第14話 常識外ショッピング

「やめて! 非常識だから! これ食べたら本当怒られるから! メッ!」



「えー! 食べたい!」



「これ買ってやるから食うなら家で食え!今はダメだ!」



「なんで!やだー!!食べるう!!!」



 俺は人参を食べようとジタバタするラビを説得しながら必死で抑えていると、今度は ミケが俺にこんなことを要求してきた。



「ねえ、あたしちょっとフラフラしててもいい?」



「だめに決まってるだろ! 迷子になられたら困る!」



 これ以上面倒ごとが起きたら手に負えないと思った俺は、ミケにそう告げると大急ぎでカゴとカートを取りに行き、抱き抱えているハルをカートに乗せた後、空いてる片手でラビの腕を掴んだ。

 そして鞄から一枚メモを取り出すとチワにそれを渡す。



「チワ、そこに書いてある食材を探して持ってきて、このカゴに入れてくれないか?」



「かしこまりました、ご主人様」



「中身取り出したり、咥えたりするなよ、置いてあるものを、そのまま取って手で持ってくるだけだからな!」



 チワはそういうと、俺が肩にかけてるカバンから紙を取り出し走っていった。

 それを見ていたミケが意義を唱える。



「あの子はいいのに私はダメなの? 特別扱いとかずるいんだど」



 別行動を望んでいたミケにとって面白くないことは想像に難しくない。

 でもトラブルをこれ以上増やされては困る。



「悪いミケ、でも年長者のチワが適任だったし、勝手にふらついてるんじゃなくてお手伝いを……。

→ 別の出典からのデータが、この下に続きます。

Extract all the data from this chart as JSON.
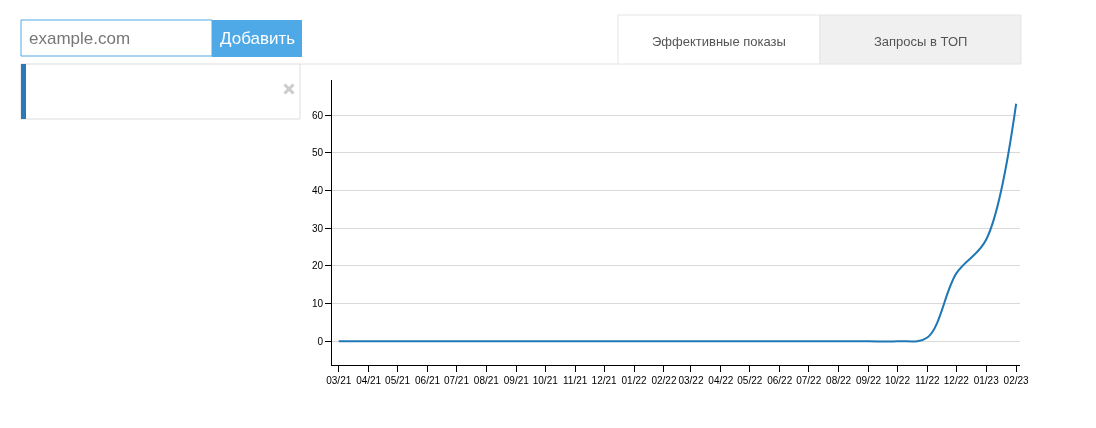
{
  "chart_data": {
    "type": "line",
    "x": [
      "2021-03",
      "2021-04",
      "2021-05",
      "2021-06",
      "2021-07",
      "2021-08",
      "2021-09",
      "2021-10",
      "2021-11",
      "2021-12",
      "2022-01",
      "2022-02",
      "2022-03",
      "2022-04",
      "2022-05",
      "2022-06",
      "2022-07",
      "2022-08",
      "2022-09",
      "2022-10",
      "2022-11",
      "2022-12",
      "2023-01",
      "2023-02"
    ],
    "values": [
      0,
      0,
      0,
      0,
      0,
      0,
      0,
      0,
      0,
      0,
      0,
      0,
      0,
      0,
      0,
      0,
      0,
      0,
      0,
      0,
      1,
      18,
      27,
      63
    ],
    "color": "#1f77b4",
    "xlim": [
      "2021-02-22",
      "2023-02-05"
    ],
    "xticks": [
      {
        "value": "2021-03",
        "label": "03/21"
      },
      {
        "value": "2021-04",
        "label": "04/21"
      },
      {
        "value": "2021-05",
        "label": "05/21"
      },
      {
        "value": "2021-06",
        "label": "06/21"
      },
      {
        "value": "2021-07",
        "label": "07/21"
      },
      {
        "value": "2021-08",
        "label": "08/21"
      },
      {
        "value": "2021-09",
        "label": "09/21"
      },
      {
        "value": "2021-10",
        "label": "10/21"
      },
      {
        "value": "2021-11",
        "label": "11/21"
      },
      {
        "value": "2021-12",
        "label": "12/21"
      },
      {
        "value": "2022-01",
        "label": "01/22"
      },
      {
        "value": "2022-02",
        "label": "02/22"
      },
      {
        "value": "2022-03",
        "label": "03/22"
      },
      {
        "value": "2022-04",
        "label": "04/22"
      },
      {
        "value": "2022-05",
        "label": "05/22"
      },
      {
        "value": "2022-06",
        "label": "06/22"
      },
      {
        "value": "2022-07",
        "label": "07/22"
      },
      {
        "value": "2022-08",
        "label": "08/22"
      },
      {
        "value": "2022-09",
        "label": "09/22"
      },
      {
        "value": "2022-10",
        "label": "10/22"
      },
      {
        "value": "2022-11",
        "label": "11/22"
      },
      {
        "value": "2022-12",
        "label": "12/22"
      },
      {
        "value": "2023-01",
        "label": "01/23"
      },
      {
        "value": "2023-02",
        "label": "02/23"
      }
    ],
    "ylim": [
      -6.3,
      69.3
    ],
    "yticks": [
      0,
      10,
      20,
      30,
      40,
      50,
      60
    ],
    "grid": "y",
    "annotations": [
      "example.com",
      "Добавить",
      "Эффективные показы",
      "Запросы в ТОП"
    ]
  }
}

って……あー! ハルダメだって! 耳とちゃんと隠せよ」



 ミケに説得している最中に、ハルは帽子に飽きてしまったらしく、脱ごうとしている瞬間を目撃してしまった。

 俺は帽子が取れないように、もう一度帽子をかぶせるとハルが帽子を脱ごうとするという押し問答が繰り返されていた。

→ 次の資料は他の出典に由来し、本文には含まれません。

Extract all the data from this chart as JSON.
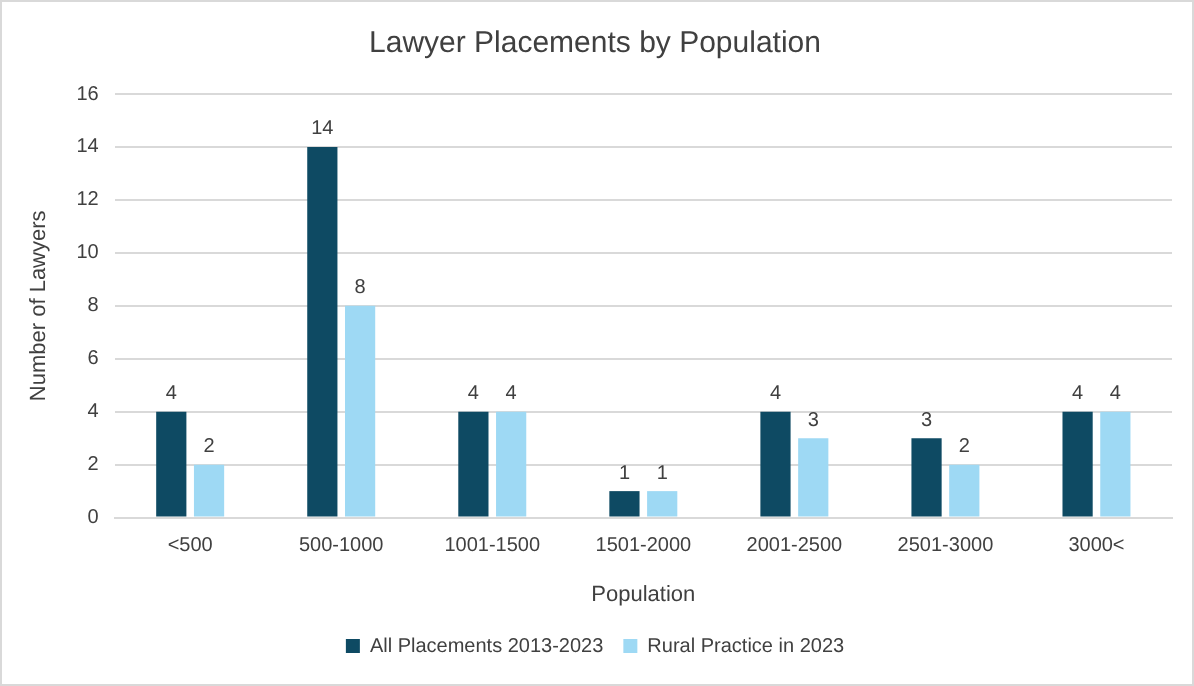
{
  "chart_data": {
    "type": "bar",
    "title": "Lawyer Placements by Population",
    "xlabel": "Population",
    "ylabel": "Number of Lawyers",
    "categories": [
      "<500",
      "500-1000",
      "1001-1500",
      "1501-2000",
      "2001-2500",
      "2501-3000",
      "3000<"
    ],
    "series": [
      {
        "name": "All Placements 2013-2023",
        "color": "#0e4a63",
        "values": [
          4,
          14,
          4,
          1,
          4,
          3,
          4
        ]
      },
      {
        "name": "Rural Practice in 2023",
        "color": "#9ed9f4",
        "values": [
          2,
          8,
          4,
          1,
          3,
          2,
          4
        ]
      }
    ],
    "ylim": [
      0,
      16
    ],
    "yticks": [
      0,
      2,
      4,
      6,
      8,
      10,
      12,
      14,
      16
    ],
    "grid": "y",
    "legend": "bottom",
    "data_labels": true
  }
}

 それを見たラビが疑問に思うのも無理はなかったのだろう。



「しゅじんさま、なんでぼうしとっちゃダメなの?」



 その質問に肩をガクッと落としたのは言うまでもないが、そういえば帽子をかぶらなきゃいけない理由をちゃんと説明してなかったな。

 納得しないと帽子かぶってくれないよな、子供にでもわかりやすい説明をするべきか。



「周りをよく見てみろ、他に耳が生えてる人間はいないだろ? もし、この耳が本物だと知られたら大騒ぎになるし、最悪、捕まって科学者が実験体にされるかもしれないんだぞ? そんなの嫌だろ?」



「じっけんたいって?」



 俺はまたもや肩をガックリと落とす。

 でも仕方がないことだ、科学者とか実験とか言ってもわかんないよな。

 危機感を感じてもらわないと、帽子またとっちゃうしな。

 動物にもわかる例えで、一番危機を感じる瞬間は……。



「ご主人様、お肉とってきました!」



 そんなことで頭を悩ませていると、肉の入ったパックを持ったチワが野菜コーナにいる俺たちの元に戻ってきた。

 それを見た俺はニヤリと笑う、そしてチワからそれを受け取るとラビに見せた。



「つまりだな……こうなって食べられちゃうんだよ」



「これなあに?」



「死んだ動物の肉」



 俺は忖度なく、残酷に一言でそう言ってやる。

 効果は覿面、ラビはパックの中の真っ赤な肉を見て体をビクッと震わせ硬直した。



「う……うごいてないよ、どうぶつさんのかたちでもないよ?」



「死んだ動物を切り刻んだ後だからな」



「ヒィッ!」



 さらに残酷な言い回しをしてやると、ラビは体を小刻みにプルプルと振るわせる。

 言ってるこっちとしても気分がよくないし食欲は無くなるのがデメリットではあるが、大人しくなっていくラビを見ると、作戦は間違っていなかったらしい。



「うさぎさんってバレると、ラビこうなっちゃうから、帽子とっちゃダメだぞ」



 ラビは涙目になりながら高速で何度も首を上下に振ると大人しくなった。